Nordstrom Director of Talent Amelia Ransom asked the students sitting in the board room, “What do you want to know the most today?” One student was curious about retail math, another interested in advertising and how companies like Nordstrom predict fashion trends months ahead of the season.

The high point for the students was when they were each paired up with a Nordstrom customer service specialist. The students listened as the specialists took calls and solved customers’ problems: their packages were taking longer to arrive, the shoes were too big, the beauty products were confusing to apply. It was a fine balance between helping customers efficiently while making them feel at ease.

Anja L., one of the Lindbergh 9th graders, reluctantly took off her headphones and looked away from the computer screen as chaperones gestured students to leave the building and head back to the bus.

“If I could, I would stay here all day,” Anja said.

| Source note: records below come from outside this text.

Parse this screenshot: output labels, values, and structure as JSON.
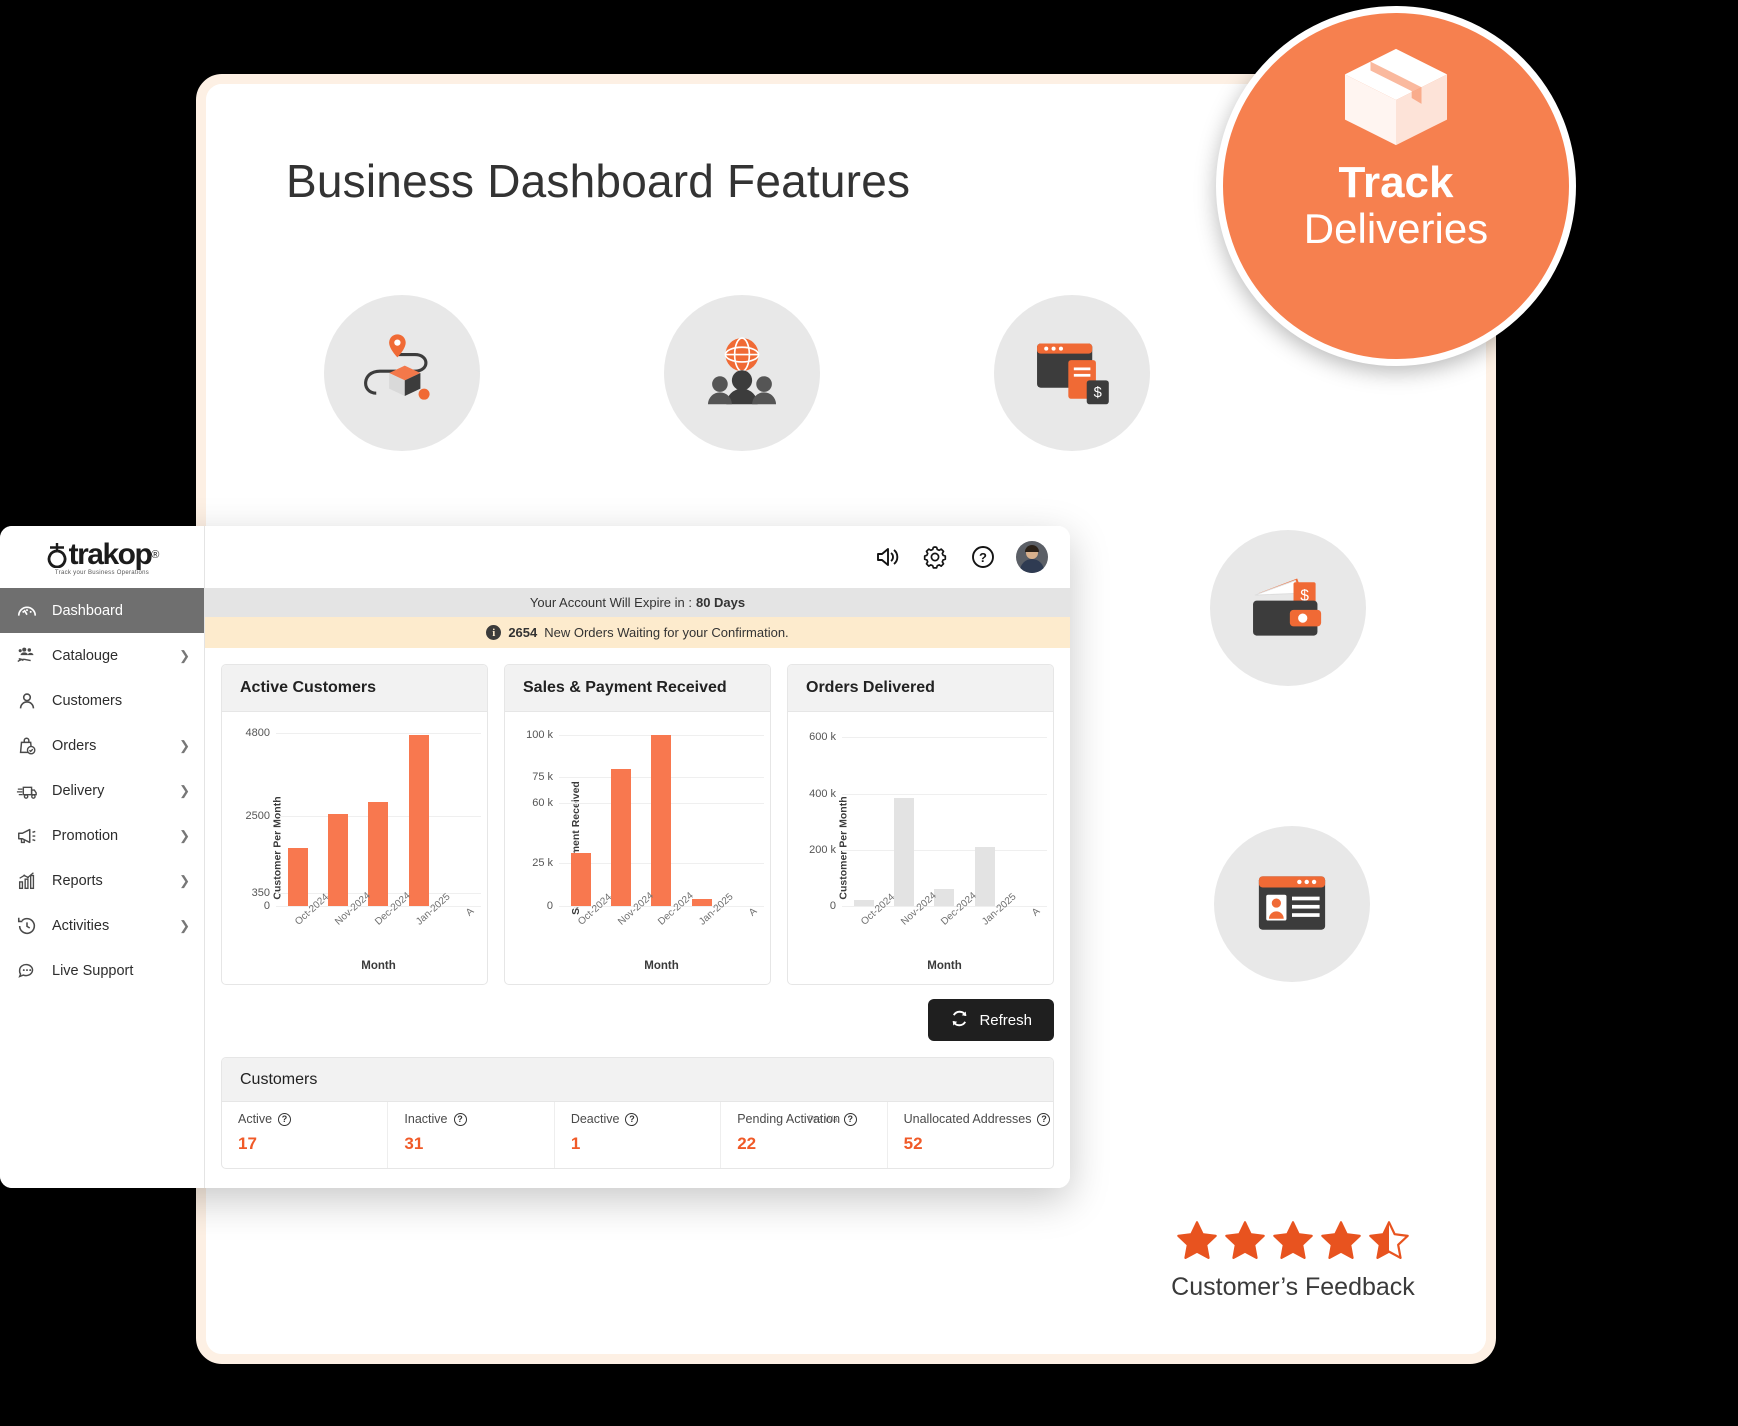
{
  "hero": {
    "title": "Business Dashboard Features"
  },
  "feature_icons": [
    {
      "name": "route-package-icon"
    },
    {
      "name": "global-customers-icon"
    },
    {
      "name": "browser-invoice-icon"
    },
    {
      "name": "wallet-payment-icon"
    },
    {
      "name": "browser-profile-icon"
    }
  ],
  "track_badge": {
    "icon": "package-box-icon",
    "title": "Track",
    "subtitle": "Deliveries",
    "color": "#f6804f"
  },
  "dashboard": {
    "logo": {
      "text": "trakop",
      "registered": "®",
      "tagline": "Track your Business Operations"
    },
    "sidebar": [
      {
        "label": "Dashboard",
        "icon": "dashboard-gauge-icon",
        "chevron": false,
        "active": true
      },
      {
        "label": "Catalouge",
        "icon": "catalogue-hand-icon",
        "chevron": true,
        "active": false
      },
      {
        "label": "Customers",
        "icon": "person-icon",
        "chevron": false,
        "active": false
      },
      {
        "label": "Orders",
        "icon": "bag-check-icon",
        "chevron": true,
        "active": false
      },
      {
        "label": "Delivery",
        "icon": "truck-icon",
        "chevron": true,
        "active": false
      },
      {
        "label": "Promotion",
        "icon": "megaphone-icon",
        "chevron": true,
        "active": false
      },
      {
        "label": "Reports",
        "icon": "bar-chart-icon",
        "chevron": true,
        "active": false
      },
      {
        "label": "Activities",
        "icon": "clock-history-icon",
        "chevron": true,
        "active": false
      },
      {
        "label": "Live Support",
        "icon": "chat-bubble-icon",
        "chevron": false,
        "active": false
      }
    ],
    "topbar_icons": [
      {
        "name": "speaker-announce-icon"
      },
      {
        "name": "gear-settings-icon"
      },
      {
        "name": "help-question-icon"
      },
      {
        "name": "user-avatar"
      }
    ],
    "expire_banner": {
      "text": "Your Account Will Expire in : ",
      "days": "80 Days"
    },
    "orders_banner": {
      "count": "2654",
      "text": "New Orders Waiting for your Confirmation.",
      "icon": "info-icon"
    },
    "refresh_button": {
      "label": "Refresh",
      "icon": "refresh-icon"
    },
    "customers_panel": {
      "title": "Customers",
      "stats": [
        {
          "label": "Active",
          "value": "17",
          "help": "?"
        },
        {
          "label": "Inactive",
          "value": "31",
          "help": "?"
        },
        {
          "label": "Deactive",
          "value": "1",
          "help": "?"
        },
        {
          "label": "Pending Activation",
          "value": "22",
          "help": "?",
          "overlap": "Pre Wa"
        },
        {
          "label": "Unallocated Addresses",
          "value": "52",
          "help": "?"
        }
      ]
    }
  },
  "chart_data": [
    {
      "type": "bar",
      "title": "Active Customers",
      "xlabel": "Month",
      "ylabel": "Customer Per Month",
      "categories": [
        "Oct-2024",
        "Nov-2024",
        "Dec-2024",
        "Jan-2025",
        "A"
      ],
      "values": [
        1600,
        2550,
        2900,
        4750,
        0
      ],
      "yticks": [
        "4800",
        "2500",
        "350",
        "0"
      ],
      "ytick_values": [
        4800,
        2500,
        350,
        0
      ],
      "ylim": [
        0,
        5000
      ],
      "color": "#f8784f",
      "grid": true,
      "legend": false
    },
    {
      "type": "bar",
      "title": "Sales & Payment Received",
      "xlabel": "Month",
      "ylabel": "Sales & Payment Received",
      "categories": [
        "Oct-2024",
        "Nov-2024",
        "Dec-2024",
        "Jan-2025",
        "A"
      ],
      "values": [
        31000,
        80000,
        100000,
        4000,
        0
      ],
      "yticks": [
        "100 k",
        "75 k",
        "60 k",
        "25 k",
        "0"
      ],
      "ytick_values": [
        100000,
        75000,
        60000,
        25000,
        0
      ],
      "ylim": [
        0,
        105000
      ],
      "color": "#f8784f",
      "grid": true,
      "legend": false
    },
    {
      "type": "bar",
      "title": "Orders Delivered",
      "xlabel": "Month",
      "ylabel": "Customer Per Month",
      "categories": [
        "Oct-2024",
        "Nov-2024",
        "Dec-2024",
        "Jan-2025",
        "A"
      ],
      "values": [
        20000,
        385000,
        60000,
        210000,
        0
      ],
      "yticks": [
        "600 k",
        "400 k",
        "200 k",
        "0"
      ],
      "ytick_values": [
        600000,
        400000,
        200000,
        0
      ],
      "ylim": [
        0,
        640000
      ],
      "color": "#e3e3e3",
      "grid": true,
      "legend": false
    }
  ],
  "feedback": {
    "label": "Customer’s Feedback",
    "rating": 4.5,
    "max": 5,
    "star_color": "#e8531f"
  }
}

Before lunchtime, students toured some of the departments at Nordstrom. In one room they learned how a fabric made its way from a small piece taped on a board to an item of clothing on the racks of all Nordstrom stores across the country. In another, they were tested on their ability to tell similar shades of colors apart, which is crucial in the industry.

After looking at colors and fabric for a while, Lindbergh High School students saw different sides of the company when they sat down on a panel with employees who support the company in different ways. They listened to stories of a Nordstrom software engineer, a finance analyst and designers.

Ransom has spent most of her career at Nordstrom, holding positions such as salesperson and store manager before she switched over to the corporate side of the company. Ransom gave students a valuable tip that would help them succeed in companies like Nordstrom: be open for collaboration, because that is how you become a good problem solver.

Though some students did have an idea of what they might want to do after graduating high school and some didn’t, they agreed that the trip and the panel in particular helped them realize that many things could change in the next few years for them.

Dmytro H. said he was interested in becoming a lawyer. But one thing he learned from the visit to Nordstrom and DiscoverU week activities was to not limit himself to one thing.

“[The panelists] said college is a good experience to keep your options open,” said Dmytro.

Road Map Project worksite tours are opportunities for high school students to visit workplaces and see what local companies do, hear from employees about their educational and professional pathways, and participate in work-based activities.